Comment 5 Jakub Jelinek 2017-05-09 16:22:20 UTC
To expand on that, I think we want to drop that call from there and instead be able to simplify somehow a SAVE_EXPR if after c_fully_fold or cp_fold it becomes simple enough not to require any saving.
Comment 6 Marek Polacek 2017-05-09 16:32:55 UTC
Yeah, it helps with this particular testcase (and I agree we want to get rid of that fold() call in save_expr -- I'll take care of it), but I wonder if this issue is something separate: starting with r230506 we can generate expressions such as
i * ((unsigned long) -0 + 1) * 2
and given how fold() works we don't get to simplify the sub-expression "(unsigned long) -0 + 1)" so this expression isn't folded to "i * 2".  So I wonder if we want something like

--- a/gcc/convert.c
+++ b/gcc/convert.c
@@ -524,7 +524,13 @@ convert_to_integer_1 (tree type, tree expr, bool dofold)
    return expr;
       return build2_loc (EXPR_LOCATION (expr), COMPOUND_EXPR, TREE_TYPE (t),
             TREE_OPERAND (expr, 0), t);
-    }    
+    }
+
+  /* -0 is 0, so get rid of the NEGATE_EXPR.  */
+  if (0 && ex_form == NEGATE_EXPR
+      && TREE_CODE (TREE_OPERAND (expr, 0)) == INTEGER_CST
+      && integer_zerop (TREE_OPERAND (expr, 0)))
+    return convert_to_integer_maybe_fold (type, TREE_OPERAND (expr, 0), dofold);
 
   /* Convert e.g. (long)round(d) -> lround(d).  */
   /* If we're converting to char, we may encounter differing behavior
Comment 7 Marek Polacek 2017-05-09 16:34:46 UTC
I.e. I'm worried we could trigger the endless recursion also if we happen to call fold() on that expression via a different path than from save_expr.
Comment 8 Jakub Jelinek 2017-05-09 16:41:46 UTC
But we ideally shouldn't be folding anything until we actually c_fully_fold or cp_fold recursively, starting with the leafs.  Most of the folders heavily rely on that.
Comment 9 Marek Polacek 2017-05-09 17:01:16 UTC
Well, I hope we're not.  Very much related: PR80386.
Comment 10 Marek Polacek 2017-05-09 17:28:19 UTC
Removing the fold() call doesn't regress anything, btw.
Comment 11 Marek Polacek 2017-05-10 12:25:39 UTC
(In reply to Jakub Jelinek from comment #5)
> To expand on that, I think we want to drop that call from there and instead
> be able to simplify somehow a SAVE_EXPR if after c_fully_fold or cp_fold it
> becomes simple enough not to require any saving.

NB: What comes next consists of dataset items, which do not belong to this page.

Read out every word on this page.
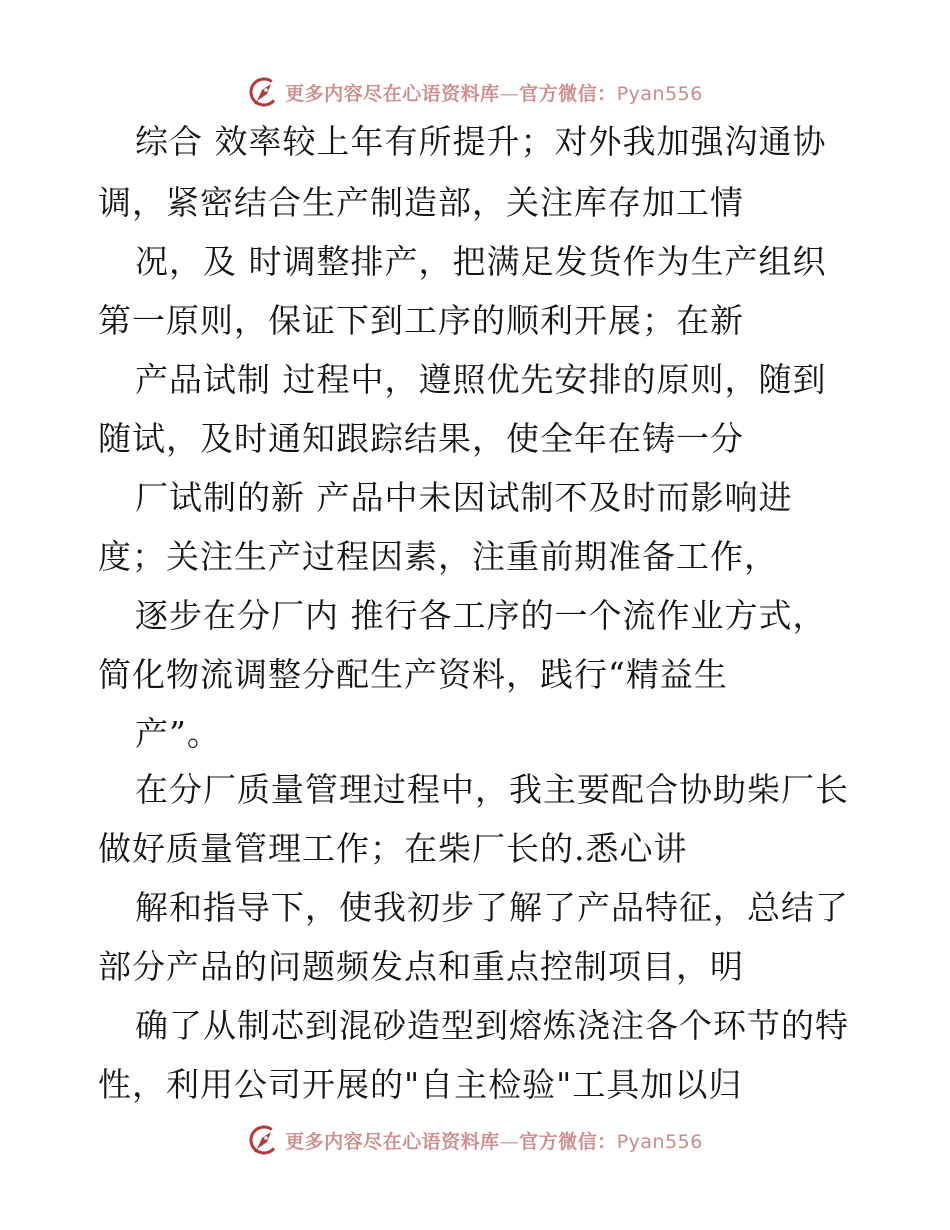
更多内容尽在心语资料库—官方微信：Pyan556
综合 效率较上年有所提升；对外我加强沟通协
调，紧密结合生产制造部，关注库存加工情
况，及 时调整排产，把满足发货作为生产组织
第一原则，保证下到工序的顺利开展；在新
产品试制 过程中，遵照优先安排的原则，随到
随试，及时通知跟踪结果，使全年在铸一分
厂试制的新 产品中未因试制不及时而影响进
度；关注生产过程因素，注重前期准备工作，
逐步在分厂内 推行各工序的一个流作业方式，
简化物流调整分配生产资料，践行“精益生
产”。
在分厂质量管理过程中，我主要配合协助柴厂长
做好质量管理工作；在柴厂长的.悉心讲
解和指导下，使我初步了解了产品特征，总结了
部分产品的问题频发点和重点控制项目，明
确了从制芯到混砂造型到熔炼浇注各个环节的特
性，利用公司开展的"自主检验"工具加以归
更多内容尽在心语资料库—官方微信：Pyan556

Hmm, I'm not sure what you mean.  save_expr has

3351   if (tree_invariant_p_1 (inner))
3352     return expr;

so we shouldn't create unnecessary SAVE_EXPRs.  Or do you mean something else?
Comment 12 Jakub Jelinek 2017-05-10 12:42:04 UTC
(In reply to Marek Polacek from comment #11)
> (In reply to Jakub Jelinek from comment #5)
> > To expand on that, I think we want to drop that call from there and instead
> > be able to simplify somehow a SAVE_EXPR if after c_fully_fold or cp_fold it
> > becomes simple enough not to require any saving.
> 
> Hmm, I'm not sure what you mean.  save_expr has
> 
> 3351   if (tree_invariant_p_1 (inner))
> 3352     return expr;

Sure, it has and also has skip_simple_arithmetic.  But without the fold there is a chance (though small, as fold isn't recursive) that it previously would turn something non-invariant/simple arithmetics into invariant/simple arith and we wouldn't create the SAVE_EXPR, but now do.  Besides increased memory footprint that wouldn't be bad, the problem is that I don't see any of the recursive folders being able to undo that, so we end up with them until gimplification.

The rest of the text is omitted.